Related to this is the thinking of the Guardian about his own reading and approval of an outgoing letter. We may assume, because it was the general procedure, that Shoghi Effendi saw and approved the letter written in May, 1938, that said that the Tablet of Emanuel “obviously refers to the Bab, … and is in no way a reference to Swedenborg.” A year or two earlier, he probably saw and approved the article by Olivia Kelsey which says that this Tablet is a response to Wrestling-Brewster’s question about Emanuel Swedenborg. Are we to suppose that he had forgotten this by 1938? Or that he skimmed the contents of The Bahai World without attention for details? But then we could just as well conclude, that he had skimmed the contents of the secretary’s 1938 letter without taking in its implications. Likewise, we could suppose that he didn’t really read the letter about the Immaculate Conception, the day not followed by night, saying grace, killing animals, composing treatises and so on. We could deal with all of these by saying Shoghi Effendi was sloppy, or he became tired from overwork.
An alternative is to suppose that he was careful and diligent about his own writing and his work as Head of the Faith and especially as the authorized Interpreter, but he was not a controlling personality. He allowed his secretaries and the national and local Spiritual Assemblies, and essay writers in The Bahai World, and authors and Bahais in general, to have their opinions and their areas of expertise and ignorance, to do their work according to their own lights and to bear responsibility for it, without consistent and detailed correction from the Guardian. Rather than supposing that he overlooked matters of which he could hardly have been unaware, we can suppose that he saw, and often decided that his intervention was not warranted. He praised JE Esslemont’s Baha’u’llah and the New Era and urged its speedy translation in many languages, but he could not have been unaware that it relied at some points on pilgrim’s notes, a source that Shoghi Effendi had warned against from his earliest days as Guardian. He must have known that Esslemont believed in the “mystic unity” of Baha’u’llah and Abdu’l-Baha (p 68 of the 1923 edition), yet he did not refute the idea until February 1934, in The Dispensation of Baha’u’llah, and in the interim he had urged and guided translations into 33 different languages. Why did he not correct the English text regarding this ‘mystic unity,’ in a corrigenda if not in a new edition, before he had it translated? The simplest explanation is again, that he was not a controlling personality, and was content to let others have their opinions and bear responsibility for them, intervening only after a problem had resulted for the Bahai community.
This perspective on the personality of Shoghi Effendi, and on his method and meaning in assigning issues to a secretary or dealing with them himself, has far-reaching implications for the Bahai community today.

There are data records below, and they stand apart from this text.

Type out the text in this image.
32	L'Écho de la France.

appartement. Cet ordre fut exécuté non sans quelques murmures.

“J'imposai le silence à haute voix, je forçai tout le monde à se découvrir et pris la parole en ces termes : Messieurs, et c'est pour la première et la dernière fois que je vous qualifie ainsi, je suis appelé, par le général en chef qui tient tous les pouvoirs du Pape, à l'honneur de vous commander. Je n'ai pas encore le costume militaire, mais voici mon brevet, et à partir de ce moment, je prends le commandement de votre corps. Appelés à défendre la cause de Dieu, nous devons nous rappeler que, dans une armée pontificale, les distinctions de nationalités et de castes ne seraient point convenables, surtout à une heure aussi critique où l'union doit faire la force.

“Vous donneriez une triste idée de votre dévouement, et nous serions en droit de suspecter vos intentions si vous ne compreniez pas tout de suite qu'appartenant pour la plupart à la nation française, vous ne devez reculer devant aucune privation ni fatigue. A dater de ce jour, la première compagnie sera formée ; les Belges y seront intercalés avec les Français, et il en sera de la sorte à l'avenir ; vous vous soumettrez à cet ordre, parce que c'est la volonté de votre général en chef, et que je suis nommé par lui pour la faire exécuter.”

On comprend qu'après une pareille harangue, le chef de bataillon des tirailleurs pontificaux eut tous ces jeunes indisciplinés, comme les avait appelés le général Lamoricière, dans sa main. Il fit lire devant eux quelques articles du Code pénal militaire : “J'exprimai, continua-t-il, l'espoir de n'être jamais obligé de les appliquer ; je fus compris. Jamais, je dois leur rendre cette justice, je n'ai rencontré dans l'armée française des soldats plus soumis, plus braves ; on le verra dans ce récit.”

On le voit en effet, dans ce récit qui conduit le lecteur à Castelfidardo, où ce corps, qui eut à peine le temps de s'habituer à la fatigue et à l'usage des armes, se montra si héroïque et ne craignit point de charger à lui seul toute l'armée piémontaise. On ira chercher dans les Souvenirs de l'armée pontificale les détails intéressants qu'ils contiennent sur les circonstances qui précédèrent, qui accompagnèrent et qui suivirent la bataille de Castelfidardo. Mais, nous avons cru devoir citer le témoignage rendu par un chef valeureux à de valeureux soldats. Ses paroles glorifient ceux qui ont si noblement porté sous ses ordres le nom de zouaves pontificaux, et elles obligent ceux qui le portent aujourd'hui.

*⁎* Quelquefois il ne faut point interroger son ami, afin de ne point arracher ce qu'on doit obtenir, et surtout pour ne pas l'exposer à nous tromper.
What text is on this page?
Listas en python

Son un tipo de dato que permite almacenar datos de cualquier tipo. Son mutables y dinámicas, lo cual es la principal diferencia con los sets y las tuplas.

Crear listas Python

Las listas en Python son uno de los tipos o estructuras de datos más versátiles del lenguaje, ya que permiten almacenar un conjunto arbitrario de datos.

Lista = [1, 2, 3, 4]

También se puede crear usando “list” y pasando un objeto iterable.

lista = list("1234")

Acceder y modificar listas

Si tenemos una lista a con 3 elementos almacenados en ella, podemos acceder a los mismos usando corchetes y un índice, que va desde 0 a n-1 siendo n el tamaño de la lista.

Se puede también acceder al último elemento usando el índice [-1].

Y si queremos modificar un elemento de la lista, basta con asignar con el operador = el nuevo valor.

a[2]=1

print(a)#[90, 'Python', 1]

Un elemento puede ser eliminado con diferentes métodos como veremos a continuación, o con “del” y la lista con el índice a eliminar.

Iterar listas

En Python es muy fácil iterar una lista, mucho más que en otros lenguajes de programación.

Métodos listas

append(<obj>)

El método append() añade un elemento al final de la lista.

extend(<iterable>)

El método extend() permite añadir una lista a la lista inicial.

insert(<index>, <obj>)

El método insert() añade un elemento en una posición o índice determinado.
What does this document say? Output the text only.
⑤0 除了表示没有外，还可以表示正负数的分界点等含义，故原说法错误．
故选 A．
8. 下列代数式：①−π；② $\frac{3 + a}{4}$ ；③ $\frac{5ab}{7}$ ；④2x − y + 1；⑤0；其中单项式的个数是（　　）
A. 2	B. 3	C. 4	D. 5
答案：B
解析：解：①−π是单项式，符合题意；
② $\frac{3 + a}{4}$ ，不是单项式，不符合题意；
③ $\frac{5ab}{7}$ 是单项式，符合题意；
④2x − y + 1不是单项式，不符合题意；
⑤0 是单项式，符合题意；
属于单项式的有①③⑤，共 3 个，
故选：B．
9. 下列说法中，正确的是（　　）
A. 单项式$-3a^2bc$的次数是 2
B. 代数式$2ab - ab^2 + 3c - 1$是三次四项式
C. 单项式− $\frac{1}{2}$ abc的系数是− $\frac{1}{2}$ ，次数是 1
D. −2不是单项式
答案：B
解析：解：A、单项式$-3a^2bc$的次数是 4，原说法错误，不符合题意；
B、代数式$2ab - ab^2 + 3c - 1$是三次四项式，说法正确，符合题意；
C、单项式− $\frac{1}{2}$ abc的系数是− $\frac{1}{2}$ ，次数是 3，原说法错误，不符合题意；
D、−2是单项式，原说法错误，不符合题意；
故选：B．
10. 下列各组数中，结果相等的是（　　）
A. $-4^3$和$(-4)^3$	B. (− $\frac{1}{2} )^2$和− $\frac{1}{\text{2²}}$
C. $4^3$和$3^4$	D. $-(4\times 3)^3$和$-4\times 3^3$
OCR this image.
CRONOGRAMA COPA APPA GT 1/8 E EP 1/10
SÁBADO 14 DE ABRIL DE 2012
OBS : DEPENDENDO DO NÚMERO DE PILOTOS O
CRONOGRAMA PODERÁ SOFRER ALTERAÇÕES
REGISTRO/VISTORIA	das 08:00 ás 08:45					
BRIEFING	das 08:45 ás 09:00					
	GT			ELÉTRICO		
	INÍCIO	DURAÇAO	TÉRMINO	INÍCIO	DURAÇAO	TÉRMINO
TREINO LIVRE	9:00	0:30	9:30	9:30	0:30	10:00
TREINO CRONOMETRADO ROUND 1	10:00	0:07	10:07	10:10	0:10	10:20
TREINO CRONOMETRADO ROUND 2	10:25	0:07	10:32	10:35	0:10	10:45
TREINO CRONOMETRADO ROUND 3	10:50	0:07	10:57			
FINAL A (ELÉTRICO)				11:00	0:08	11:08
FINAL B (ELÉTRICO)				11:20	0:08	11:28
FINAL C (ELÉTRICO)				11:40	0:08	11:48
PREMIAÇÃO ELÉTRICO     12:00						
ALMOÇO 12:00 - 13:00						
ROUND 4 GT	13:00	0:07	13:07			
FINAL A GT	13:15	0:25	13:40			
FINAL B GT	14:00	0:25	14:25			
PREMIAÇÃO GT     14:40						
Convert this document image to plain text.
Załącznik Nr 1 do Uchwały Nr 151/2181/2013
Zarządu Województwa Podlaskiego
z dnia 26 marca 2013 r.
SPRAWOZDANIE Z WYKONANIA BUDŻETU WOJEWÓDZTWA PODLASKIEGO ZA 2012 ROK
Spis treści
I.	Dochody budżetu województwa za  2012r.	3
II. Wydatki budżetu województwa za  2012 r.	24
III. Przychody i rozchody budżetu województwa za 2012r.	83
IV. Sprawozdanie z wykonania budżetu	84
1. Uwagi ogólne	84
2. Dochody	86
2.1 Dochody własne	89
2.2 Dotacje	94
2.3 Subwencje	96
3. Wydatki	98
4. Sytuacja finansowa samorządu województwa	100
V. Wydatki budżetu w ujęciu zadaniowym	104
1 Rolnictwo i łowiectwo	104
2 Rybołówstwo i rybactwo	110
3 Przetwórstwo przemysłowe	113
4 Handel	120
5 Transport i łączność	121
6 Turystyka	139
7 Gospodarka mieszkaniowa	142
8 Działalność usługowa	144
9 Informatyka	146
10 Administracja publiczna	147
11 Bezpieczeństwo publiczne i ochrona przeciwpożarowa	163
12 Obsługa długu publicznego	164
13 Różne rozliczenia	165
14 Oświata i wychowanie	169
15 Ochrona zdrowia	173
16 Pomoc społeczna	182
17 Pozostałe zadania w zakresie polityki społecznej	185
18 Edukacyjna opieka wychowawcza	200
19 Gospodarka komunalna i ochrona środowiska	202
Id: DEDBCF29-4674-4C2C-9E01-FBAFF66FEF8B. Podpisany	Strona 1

Letters written on behalf of Shoghi Effendi, along with pilgrim’s notes, bad translations and unauthenticated texts, play a large role in the questions that divide the community. Placing a question mark beside the authority of interpretations contained in these letters will I hope soften the righteous certainty that turns differences of understanding into divisions about minor and mutable points, because ‘Shoghi Effendi said so.’